Plasma Cell Dyscrasias

These are a group of disorders characterized by the expansion of a single clone of immunoglobulin (Ig) secreting cells and are associated with increase in levels of homogenous Ig or its fragments.
Examples of Monoclonal Gammopathies
  1. Myeloma -    
    a. Multiple myeloma   
    b. solitary plasma cytoma
  2. Waldenström’s macroglobulinemia
  3. Heavy chain disease (g, a, m)
    a. Gamma Chain (Franklin disease) – Seen in elderly resemble lymphoma.
    Franklin disease is a gamma heavy chain disease. It characterized by elevated levels of a gamma heavy chain of immunoglobulins in blood and urine.
    b. Alpha chain (Seligmann’s disease)  - It is the most common type of heavy chain disease.
    c. mu chain – Rarest form, seen in patients with CLL.
  4. Primary or immunocyte associated amyloidosis
  5. Monoclonal gammopathy of undetermined significance (benign IgG, IgA, IgD, IgM, and rarely free light chains,  biclonal gammopathies, idiopathic Bence Jones proteinuria)

Multiple Myeloma

It is a malignant neoplasm of plasma cells.
Peak age group   : 60 years and above
Light chain disease:  No serum M component; only Bence Jones proteinuria
Immunopathology: In myeloma, the transformation of B – lymphocytes to plasma cells manufacturing immunoglobulins is defective resulting in the production of abnormal monoclonal immunoglobulin.

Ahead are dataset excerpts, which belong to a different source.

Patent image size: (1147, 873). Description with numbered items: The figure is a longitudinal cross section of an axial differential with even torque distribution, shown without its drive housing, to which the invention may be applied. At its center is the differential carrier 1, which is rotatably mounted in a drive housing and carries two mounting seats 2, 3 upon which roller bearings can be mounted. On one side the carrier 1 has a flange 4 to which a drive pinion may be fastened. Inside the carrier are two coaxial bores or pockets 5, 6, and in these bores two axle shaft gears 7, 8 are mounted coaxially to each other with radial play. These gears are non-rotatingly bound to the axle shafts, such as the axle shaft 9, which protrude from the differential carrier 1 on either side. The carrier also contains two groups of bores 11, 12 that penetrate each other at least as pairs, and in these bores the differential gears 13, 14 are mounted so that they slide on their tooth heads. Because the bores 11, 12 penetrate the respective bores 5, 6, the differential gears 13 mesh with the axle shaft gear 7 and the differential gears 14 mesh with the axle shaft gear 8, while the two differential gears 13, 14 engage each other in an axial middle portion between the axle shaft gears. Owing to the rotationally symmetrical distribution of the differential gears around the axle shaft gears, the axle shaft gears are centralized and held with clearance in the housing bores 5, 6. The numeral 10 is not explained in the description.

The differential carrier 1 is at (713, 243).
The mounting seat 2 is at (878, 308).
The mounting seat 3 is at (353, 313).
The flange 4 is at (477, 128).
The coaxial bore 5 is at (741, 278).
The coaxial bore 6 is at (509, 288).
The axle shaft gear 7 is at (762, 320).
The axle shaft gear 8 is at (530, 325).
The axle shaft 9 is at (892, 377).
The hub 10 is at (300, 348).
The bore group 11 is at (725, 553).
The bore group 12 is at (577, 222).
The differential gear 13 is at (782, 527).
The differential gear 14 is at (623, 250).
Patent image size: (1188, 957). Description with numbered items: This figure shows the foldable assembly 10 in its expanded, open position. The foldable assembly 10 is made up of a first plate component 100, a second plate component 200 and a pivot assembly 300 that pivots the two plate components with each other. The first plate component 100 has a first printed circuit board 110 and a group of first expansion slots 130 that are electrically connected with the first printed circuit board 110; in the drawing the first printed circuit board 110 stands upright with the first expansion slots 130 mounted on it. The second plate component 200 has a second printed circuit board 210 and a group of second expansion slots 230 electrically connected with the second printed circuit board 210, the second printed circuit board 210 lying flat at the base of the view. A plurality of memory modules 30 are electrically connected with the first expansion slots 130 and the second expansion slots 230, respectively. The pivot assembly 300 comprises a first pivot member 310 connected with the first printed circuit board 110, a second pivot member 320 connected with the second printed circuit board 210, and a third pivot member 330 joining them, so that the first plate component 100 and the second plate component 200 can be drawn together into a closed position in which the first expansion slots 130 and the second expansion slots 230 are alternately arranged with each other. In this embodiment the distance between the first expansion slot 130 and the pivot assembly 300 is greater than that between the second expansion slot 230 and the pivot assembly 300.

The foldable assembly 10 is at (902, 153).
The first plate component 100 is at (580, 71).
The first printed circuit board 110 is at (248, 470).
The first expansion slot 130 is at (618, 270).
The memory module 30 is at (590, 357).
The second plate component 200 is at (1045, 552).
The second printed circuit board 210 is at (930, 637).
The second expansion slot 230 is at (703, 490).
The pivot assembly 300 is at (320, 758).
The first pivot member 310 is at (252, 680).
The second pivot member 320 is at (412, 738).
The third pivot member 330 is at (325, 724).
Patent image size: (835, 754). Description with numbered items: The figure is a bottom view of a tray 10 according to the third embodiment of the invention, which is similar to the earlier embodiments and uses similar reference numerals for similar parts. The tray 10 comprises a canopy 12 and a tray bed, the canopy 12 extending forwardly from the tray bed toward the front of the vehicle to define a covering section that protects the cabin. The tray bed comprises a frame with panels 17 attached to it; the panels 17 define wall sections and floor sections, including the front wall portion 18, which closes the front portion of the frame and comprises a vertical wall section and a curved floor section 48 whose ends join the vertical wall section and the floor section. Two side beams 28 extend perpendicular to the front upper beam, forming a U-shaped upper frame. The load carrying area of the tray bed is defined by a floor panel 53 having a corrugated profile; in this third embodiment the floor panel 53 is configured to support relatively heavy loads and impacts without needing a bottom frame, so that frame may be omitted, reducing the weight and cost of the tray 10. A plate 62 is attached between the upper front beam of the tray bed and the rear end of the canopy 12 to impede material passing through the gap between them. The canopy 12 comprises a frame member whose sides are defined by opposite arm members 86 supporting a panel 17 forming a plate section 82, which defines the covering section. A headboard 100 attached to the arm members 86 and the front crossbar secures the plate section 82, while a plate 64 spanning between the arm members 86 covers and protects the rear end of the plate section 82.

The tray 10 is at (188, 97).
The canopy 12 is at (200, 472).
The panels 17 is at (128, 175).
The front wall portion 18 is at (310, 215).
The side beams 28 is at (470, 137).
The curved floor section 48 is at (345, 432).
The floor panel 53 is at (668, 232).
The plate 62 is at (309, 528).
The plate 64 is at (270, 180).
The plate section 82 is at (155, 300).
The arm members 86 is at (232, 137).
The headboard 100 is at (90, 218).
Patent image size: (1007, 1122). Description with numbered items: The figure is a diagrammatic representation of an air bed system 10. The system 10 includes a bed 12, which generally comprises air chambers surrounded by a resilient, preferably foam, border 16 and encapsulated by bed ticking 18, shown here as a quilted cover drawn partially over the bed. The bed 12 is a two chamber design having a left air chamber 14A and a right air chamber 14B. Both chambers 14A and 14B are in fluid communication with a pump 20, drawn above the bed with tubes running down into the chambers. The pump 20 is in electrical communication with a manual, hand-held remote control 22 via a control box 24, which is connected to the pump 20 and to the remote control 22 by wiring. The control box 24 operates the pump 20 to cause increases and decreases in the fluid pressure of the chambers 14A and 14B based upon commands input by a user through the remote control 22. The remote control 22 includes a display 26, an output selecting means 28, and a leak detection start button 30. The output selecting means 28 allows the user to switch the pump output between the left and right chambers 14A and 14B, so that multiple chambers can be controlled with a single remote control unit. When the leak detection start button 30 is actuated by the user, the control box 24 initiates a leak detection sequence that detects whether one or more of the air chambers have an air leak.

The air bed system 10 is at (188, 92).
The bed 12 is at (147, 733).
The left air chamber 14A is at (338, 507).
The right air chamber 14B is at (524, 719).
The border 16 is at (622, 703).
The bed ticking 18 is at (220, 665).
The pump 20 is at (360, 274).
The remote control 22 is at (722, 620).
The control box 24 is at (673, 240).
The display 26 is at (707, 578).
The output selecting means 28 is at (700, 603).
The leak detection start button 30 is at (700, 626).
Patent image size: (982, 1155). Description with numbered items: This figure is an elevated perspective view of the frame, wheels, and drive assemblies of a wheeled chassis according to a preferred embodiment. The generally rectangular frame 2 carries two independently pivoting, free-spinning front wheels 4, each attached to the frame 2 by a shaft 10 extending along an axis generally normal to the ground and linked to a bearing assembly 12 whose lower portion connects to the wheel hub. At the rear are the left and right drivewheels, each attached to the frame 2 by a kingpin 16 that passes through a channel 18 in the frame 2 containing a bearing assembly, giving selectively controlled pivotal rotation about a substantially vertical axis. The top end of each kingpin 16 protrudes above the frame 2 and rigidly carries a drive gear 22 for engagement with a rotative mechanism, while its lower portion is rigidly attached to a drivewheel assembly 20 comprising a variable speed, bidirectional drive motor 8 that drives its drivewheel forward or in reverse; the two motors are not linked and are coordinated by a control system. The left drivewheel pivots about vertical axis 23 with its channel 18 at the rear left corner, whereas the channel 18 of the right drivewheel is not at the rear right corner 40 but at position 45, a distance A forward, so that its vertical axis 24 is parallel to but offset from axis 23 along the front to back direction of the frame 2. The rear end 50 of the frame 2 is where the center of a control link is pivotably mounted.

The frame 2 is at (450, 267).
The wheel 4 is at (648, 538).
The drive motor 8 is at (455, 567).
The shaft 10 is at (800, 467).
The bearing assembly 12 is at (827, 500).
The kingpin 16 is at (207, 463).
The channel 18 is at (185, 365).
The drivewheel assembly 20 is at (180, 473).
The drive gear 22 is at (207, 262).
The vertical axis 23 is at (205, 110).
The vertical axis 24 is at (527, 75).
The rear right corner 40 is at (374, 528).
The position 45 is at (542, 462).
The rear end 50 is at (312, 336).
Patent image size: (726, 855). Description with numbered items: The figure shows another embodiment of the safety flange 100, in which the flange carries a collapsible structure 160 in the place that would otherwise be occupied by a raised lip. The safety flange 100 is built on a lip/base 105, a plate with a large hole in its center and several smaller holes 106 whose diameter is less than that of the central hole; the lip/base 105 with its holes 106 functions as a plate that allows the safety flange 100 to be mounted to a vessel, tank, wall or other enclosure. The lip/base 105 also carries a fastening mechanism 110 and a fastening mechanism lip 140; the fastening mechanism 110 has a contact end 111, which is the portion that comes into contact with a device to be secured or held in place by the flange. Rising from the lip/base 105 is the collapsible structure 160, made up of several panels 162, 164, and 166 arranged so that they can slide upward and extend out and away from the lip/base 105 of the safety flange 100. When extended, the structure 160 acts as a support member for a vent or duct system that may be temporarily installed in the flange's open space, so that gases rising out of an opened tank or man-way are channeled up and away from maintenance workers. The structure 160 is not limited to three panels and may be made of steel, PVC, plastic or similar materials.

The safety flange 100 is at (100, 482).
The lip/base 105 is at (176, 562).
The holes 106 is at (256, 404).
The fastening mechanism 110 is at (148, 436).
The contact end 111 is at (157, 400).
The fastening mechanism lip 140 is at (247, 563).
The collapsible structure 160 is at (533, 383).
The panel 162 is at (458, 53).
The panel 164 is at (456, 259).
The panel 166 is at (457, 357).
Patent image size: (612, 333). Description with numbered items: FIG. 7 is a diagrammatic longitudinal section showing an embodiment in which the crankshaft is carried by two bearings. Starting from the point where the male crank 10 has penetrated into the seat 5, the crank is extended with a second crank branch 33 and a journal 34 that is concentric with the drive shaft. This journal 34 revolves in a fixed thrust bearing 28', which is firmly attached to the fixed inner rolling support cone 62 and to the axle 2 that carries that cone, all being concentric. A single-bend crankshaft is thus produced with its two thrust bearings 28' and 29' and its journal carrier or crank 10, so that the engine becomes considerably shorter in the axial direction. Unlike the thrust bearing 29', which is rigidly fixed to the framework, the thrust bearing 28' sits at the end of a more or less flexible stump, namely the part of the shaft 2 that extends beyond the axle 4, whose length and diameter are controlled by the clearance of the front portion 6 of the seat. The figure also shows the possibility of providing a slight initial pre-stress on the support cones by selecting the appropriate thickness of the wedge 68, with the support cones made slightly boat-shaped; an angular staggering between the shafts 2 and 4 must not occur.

Q

Variant Forms of Myeloma

  1. Smoldering myeloma (SMM M – protein level > 3 gm/dl in the serum, > 10% atypical plasma cells in the bone marrow but no anemia, renal insufficiency or skeletal lesions). No lytic lesion, Serum Calcium is normal.
  2. Plasma cell leukemia (> 20% plasma cells in the peripheral blood and absolute plasma cell count is around 2000/mL).
  3. Nonsecretory myeloma – All features of MM except there is no M protein in serum or in urine.
  4. IgD myeloma (M – protein is smaller, and Bence – Jones proteinuria is of gamma type. Extramedullary plasmacytomas, plasma cell leukemia, and amyloidosis are common). They present with small band or no evident M-spike on serum protein electrophoresis. Higher incidence of renal insufficiency, amyloidosis and proteinuria than IgG/ IgA myeloma. Higher incidence of extramedullary involvement and inferior survival rates.
  5. Osteosclerotic myeloma (associated with the acronym POEMS – Polyneuropathy, Organomegaly, Endocrinopathy, M – protein, Skin changes)
  6. Solitary plasmacytoma


Extra Edge:  

Bence Jones Protein

  1. A Bence Jones protein is a monoclonal globulin protein found in the blood or urine. 
  2. Causes:      a. Multiple myeloma    b.  Waldenström's macroglobulinemia
  3. The proteins are immunoglobulin light chains (paraproteins) and are produced by neoplastic plasma cells. They can be kappa (most of the time) or lambda. 
  4. The light chains can be immunoglobulin fragments or single homogeneous immunoglobulins.
  5. The light chains can be detected by heating or electrophoresis of concentrated urine. Light chains precipitate when heated to 50 - 60 degrees C and redissolve at 90 -100 degrees C. 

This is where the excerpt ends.